Creo ser un liberal y creo en el carácter intocable de la propiedad, tal y como establece la Constitución. Pero a veces a uno le flaquean las convicciones, hasta las más firmes. Es por ello que me pregunto cómo ha sido posible dejar que la Hacienda de Santa Tecla llegue al estado de degradación, abandono suciedad y miseria al que ha llegado. Esto no es un cambio de línea, ni mucho menos, en el hilo de lo que estoy escribiendo. La propiedad privada tiene la obligación de conservar los lugares o inmuebles, que atesoran una historia, una tradición, que pertenecen a la cada vez más exigua colección de grandes mansiones que rodeaban Málaga, en vez de dejarlos caer a pedazos en aras del posible pelotazo que traiga consigo una recalificación probable. Y, sinceramente, no puedo entender el afán de lucro que algunas personas puedan tener, cuando necesitarían varias vidas para gastar lo que tienen. Y ello es difícil, teniendo en cuenta que, siendo poco probable la resurrección, creer en la reencarnación me resulta imposible.

Insisto en que no todo vale. No todo se puede hacer. No todo está permitido. Y no hablo de las leyes. Que de hecho permiten lo que el legislador de turno considere conveniente, y así nos va.
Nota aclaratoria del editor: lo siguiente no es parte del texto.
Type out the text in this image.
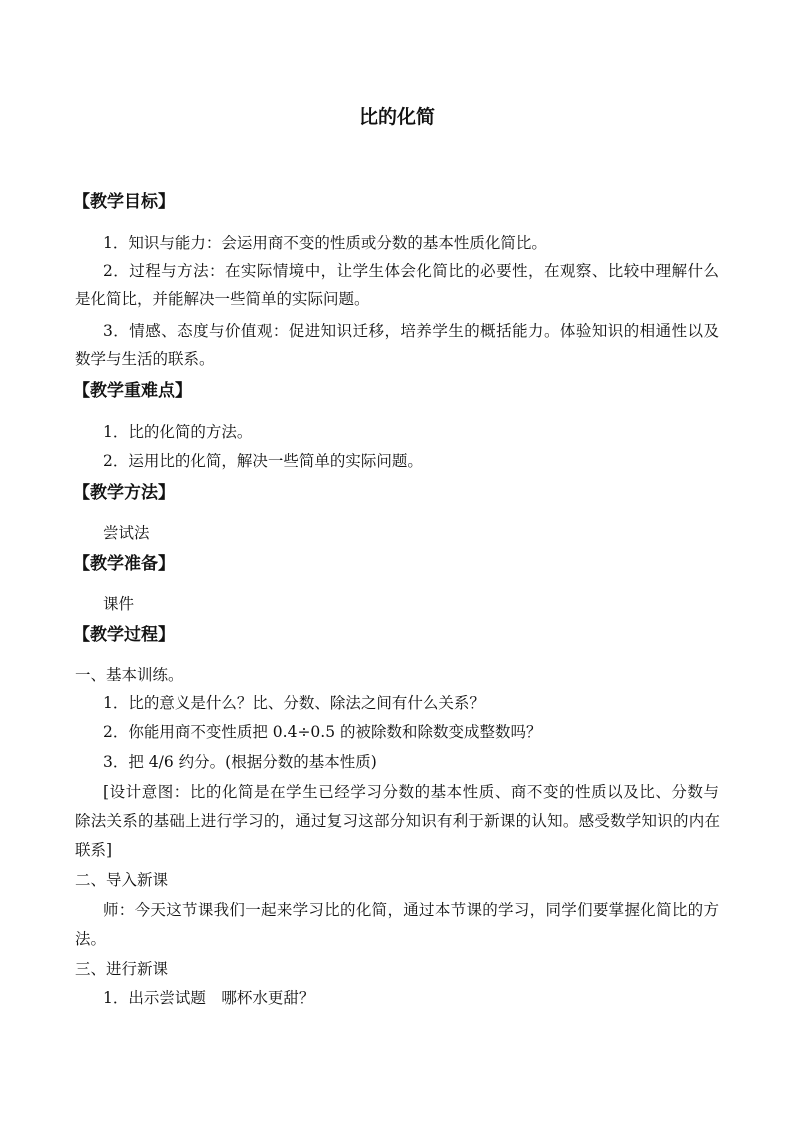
比的化简
【教学目标】
1．知识与能力：会运用商不变的性质或分数的基本性质化简比。
2．过程与方法：在实际情境中，让学生体会化简比的必要性，在观察、比较中理解什么
是化简比，并能解决一些简单的实际问题。
3．情感、态度与价值观：促进知识迁移，培养学生的概括能力。体验知识的相通性以及
数学与生活的联系。
【教学重难点】
1．比的化简的方法。
2．运用比的化简，解决一些简单的实际问题。
【教学方法】
尝试法
【教学准备】
课件
【教学过程】
一、基本训练。
1．比的意义是什么？比、分数、除法之间有什么关系？
2．你能用商不变性质把 0.4÷0.5 的被除数和除数变成整数吗？
3．把 4/6 约分。(根据分数的基本性质)
[设计意图：比的化简是在学生已经学习分数的基本性质、商不变的性质以及比、分数与
除法关系的基础上进行学习的，通过复习这部分知识有利于新课的认知。感受数学知识的内在
联系]
二、导入新课
师：今天这节课我们一起来学习比的化简，通过本节课的学习，同学们要掌握化简比的方
法。
三、进行新课
1．出示尝试题　哪杯水更甜？
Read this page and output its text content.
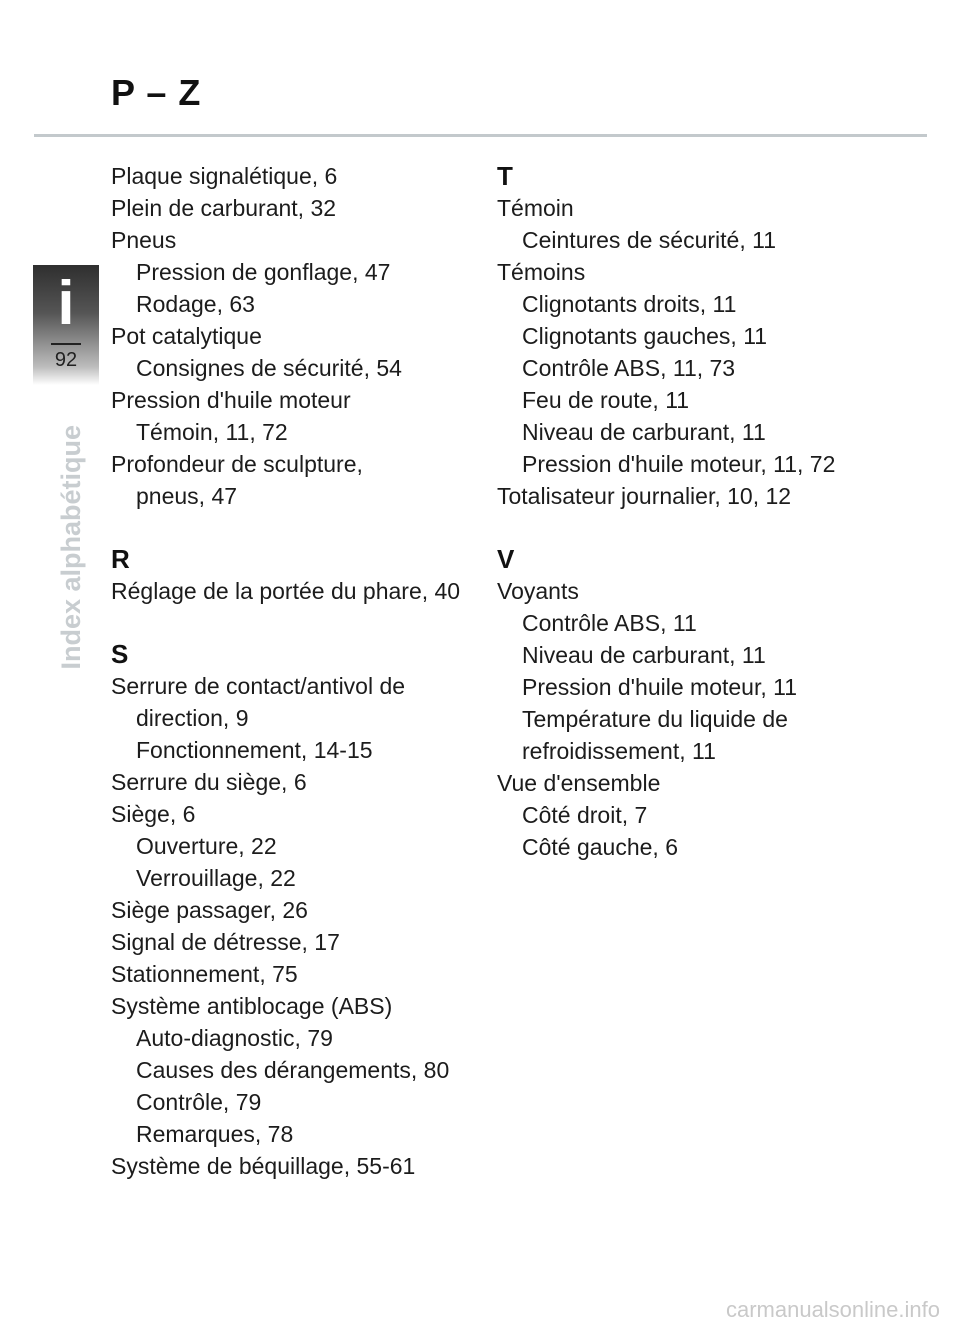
P – Z
i
92
Index alphabétique
Plaque signalétique, 6
Plein de carburant, 32
Pneus
Pression de gonflage, 47
Rodage, 63
Pot catalytique
Consignes de sécurité, 54
Pression d'huile moteur
Témoin, 11, 72
Profondeur de sculpture,
pneus, 47
R
Réglage de la portée du phare, 40
S
Serrure de contact/antivol de
direction, 9
Fonctionnement, 14-15
Serrure du siège, 6
Siège, 6
Ouverture, 22
Verrouillage, 22
Siège passager, 26
Signal de détresse, 17
Stationnement, 75
Système antiblocage (ABS)
Auto-diagnostic, 79
Causes des dérangements, 80
Contrôle, 79
Remarques, 78
Système de béquillage, 55-61
T
Témoin
Ceintures de sécurité, 11
Témoins
Clignotants droits, 11
Clignotants gauches, 11
Contrôle ABS, 11, 73
Feu de route, 11
Niveau de carburant, 11
Pression d'huile moteur, 11, 72
Totalisateur journalier, 10, 12
V
Voyants
Contrôle ABS, 11
Niveau de carburant, 11
Pression d'huile moteur, 11
Température du liquide de
refroidissement, 11
Vue d'ensemble
Côté droit, 7
Côté gauche, 6
carmanualsonline.info
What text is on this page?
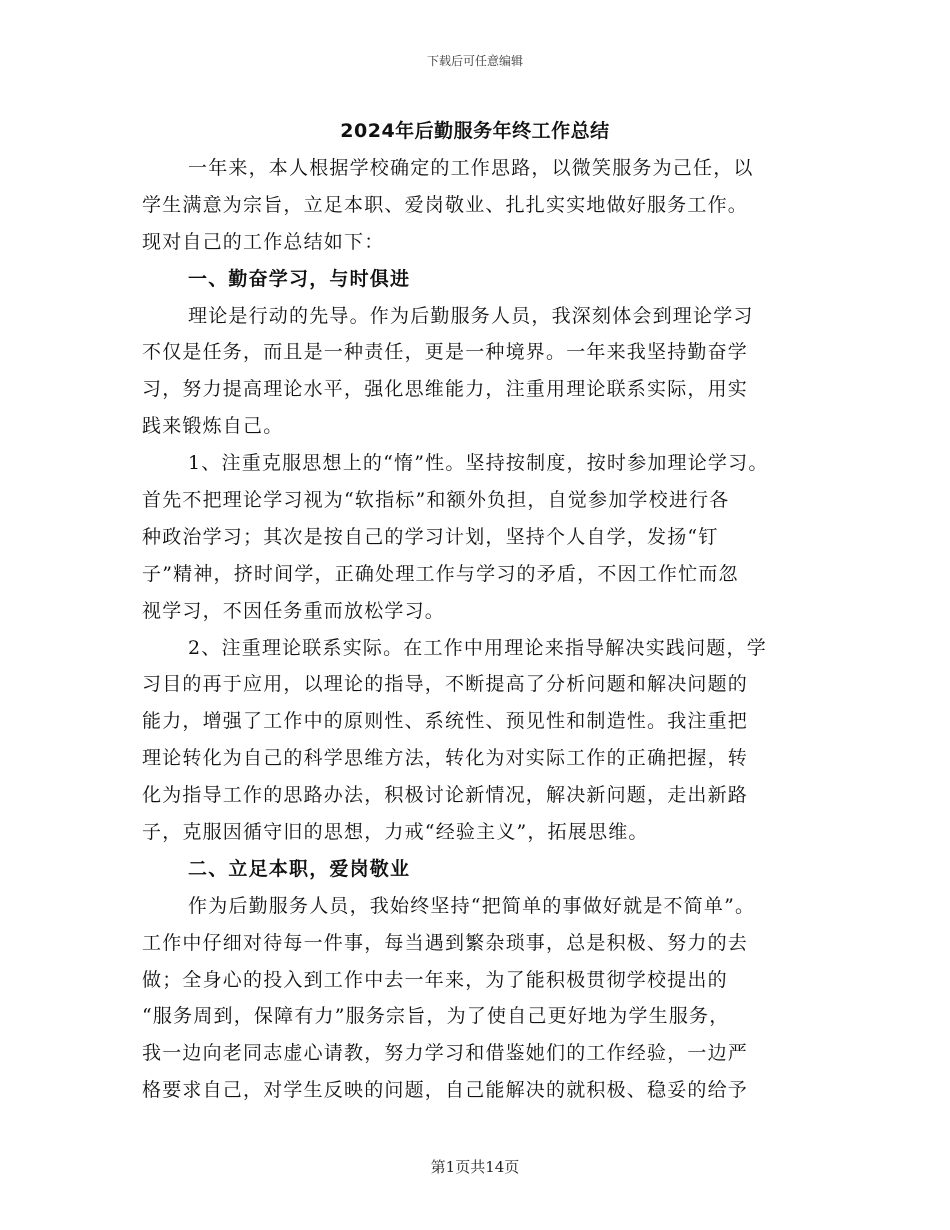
下载后可任意编辑
2024年后勤服务年终工作总结
一年来，本人根据学校确定的工作思路，以微笑服务为己任，以
学生满意为宗旨，立足本职、爱岗敬业、扎扎实实地做好服务工作。
现对自己的工作总结如下：
一、勤奋学习，与时俱进
理论是行动的先导。作为后勤服务人员，我深刻体会到理论学习
不仅是任务，而且是一种责任，更是一种境界。一年来我坚持勤奋学
习，努力提高理论水平，强化思维能力，注重用理论联系实际，用实
践来锻炼自己。
1、注重克服思想上的“惰”性。坚持按制度，按时参加理论学习。
首先不把理论学习视为“软指标”和额外负担，自觉参加学校进行各
种政治学习；其次是按自己的学习计划，坚持个人自学，发扬“钉
子”精神，挤时间学，正确处理工作与学习的矛盾，不因工作忙而忽
视学习，不因任务重而放松学习。
2、注重理论联系实际。在工作中用理论来指导解决实践问题，学
习目的再于应用，以理论的指导，不断提高了分析问题和解决问题的
能力，增强了工作中的原则性、系统性、预见性和制造性。我注重把
理论转化为自己的科学思维方法，转化为对实际工作的正确把握，转
化为指导工作的思路办法，积极讨论新情况，解决新问题，走出新路
子，克服因循守旧的思想，力戒“经验主义”，拓展思维。
二、立足本职，爱岗敬业
作为后勤服务人员，我始终坚持“把简单的事做好就是不简单”。
工作中仔细对待每一件事，每当遇到繁杂琐事，总是积极、努力的去
做；全身心的投入到工作中去一年来，为了能积极贯彻学校提出的
“服务周到，保障有力”服务宗旨，为了使自己更好地为学生服务，
我一边向老同志虚心请教，努力学习和借鉴她们的工作经验，一边严
格要求自己，对学生反映的问题，自己能解决的就积极、稳妥的给予
第1页共14页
No. Me refiero a la moral, a la ética, a la estética, a la misma sencillez y simplicidad de las cosas. Recordemos cuando Cristo dijo aquello tan hermoso hablando de los lirios del campo: «ni Salomón en toda su grandeza pudo vestirse como uno de ellos». Talar una jacaranda de cuarenta años, alegando que las raíces estaban asfixiando al tronco y corría peligro de caída, es posible que sea pura y simplemente una forma de negar al árbol lo que muchos defienden en relación a las personas y que yo no tengo tan claro: el suicidio y la eutanasia. A lo mejor la jacaranda estaba enamorada de sí misma, como un nuevo Narciso, y lo que parecía un estrangulamiento, solo era un abrazo estrecho. Cuando estaba en flor era un espectáculo y cada vez que pasaba bajo ella le hacía una foto. Hace unas semanas, limpiando el móvil, borre esas fotos. Nunca pensé que jamás volvería a verla en flor.

Como dicen tal día como hoy en la Iglesia ortodoxa «Christos anestí».